The skeletons of reinforced concrete buildings, apparently unfinished when
the Soviet structure collapsed, sit still unfinished, mute testimony to
the treading of water that appears to mark contemporary Bulgaria.
Sofia has a reputation for being a key entry for drug-runners in Eastern
Europe and into Western Europe.
When I commented on the heavily armed guards at the airport, I was told
that the city recently was known as a chief staging ground for Palestinian
terrorist organizations and that until very recently the entire airport
was shut down whenever a flight arrived from or departed for Tel Aviv, Israel.
Mafia influence is well known, especially in the auto insurance industry.
A joke in Sofia is that if you have the right insurance and your Saab is
stolen, you'll get one like it back from the insurance company, but another
driver of a Saab who is not insured by the same company will be reporting
a stolen car.
Hustlers prey on tourists downtown
offering high exchange rates for foreign currency. In exchange for a $20,
the tourist gets a "block" with about 60 cents worth of leva on
top and worthless paper underneath.
A security police force of internal affairs still monitors mail, both electronic
and written, and police control just about every affair of life.
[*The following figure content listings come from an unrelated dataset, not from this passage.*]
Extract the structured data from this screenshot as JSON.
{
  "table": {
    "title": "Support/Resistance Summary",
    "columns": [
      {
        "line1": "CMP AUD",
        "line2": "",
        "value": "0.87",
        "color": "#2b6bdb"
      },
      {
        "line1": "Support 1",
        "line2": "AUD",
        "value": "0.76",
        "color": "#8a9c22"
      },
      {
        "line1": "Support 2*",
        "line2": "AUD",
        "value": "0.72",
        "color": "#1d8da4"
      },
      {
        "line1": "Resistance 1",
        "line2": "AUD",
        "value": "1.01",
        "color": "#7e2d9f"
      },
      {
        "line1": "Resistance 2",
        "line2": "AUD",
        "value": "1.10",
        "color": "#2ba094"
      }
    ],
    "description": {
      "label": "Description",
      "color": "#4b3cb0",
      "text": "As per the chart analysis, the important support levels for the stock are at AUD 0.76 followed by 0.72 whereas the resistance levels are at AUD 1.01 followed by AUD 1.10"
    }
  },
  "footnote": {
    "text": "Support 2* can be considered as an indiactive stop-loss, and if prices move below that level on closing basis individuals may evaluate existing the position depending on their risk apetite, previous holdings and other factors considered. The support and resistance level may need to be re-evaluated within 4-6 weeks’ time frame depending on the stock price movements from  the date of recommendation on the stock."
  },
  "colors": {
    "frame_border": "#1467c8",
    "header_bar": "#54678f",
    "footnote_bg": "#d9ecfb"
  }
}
Through these crises, Bulgaria remains a proud nation with a high sense
of culture and intelligence. Studies of national intelligence rank Bulgarians
second in I.Q. to Israelis, and Bulgarian pupils rank fourth among all the
world's secondary students in achievement scores in science and mathematics.
For the meager finger hold that democracy claims in the Bulgarian government
to become a firm grasp, massive amounts of foreign aid from democratic nations
will be required.
With neighboring Yugoslavia apparently
split at the seams and nearby Albania in a state of chaotic anarchy, Bulgaria
is glancing carefully at its neighbors, trying to absorb lessons while it
focuses on its internal affairs.
Russians, Germans, Italians and other European neighbors continue to flock
into Bulgaria for its Black Sea beaches, its Pirin Mountain ski resorts,
and its cheap wares in its cities. Shoppers in downtown Sofia, I was told,
are foreigners: Yugoslavians or others who earn their pay in German Marks
and scurry to Sofia in search of bargains. In a way, Bulgaria is being looted
not by street-marching, window-smashing mobs but by sophisticated international
operators.
My sense is that the time is rife for western democracies to export to this
struggling nation something more than McDonald's and Marlboros.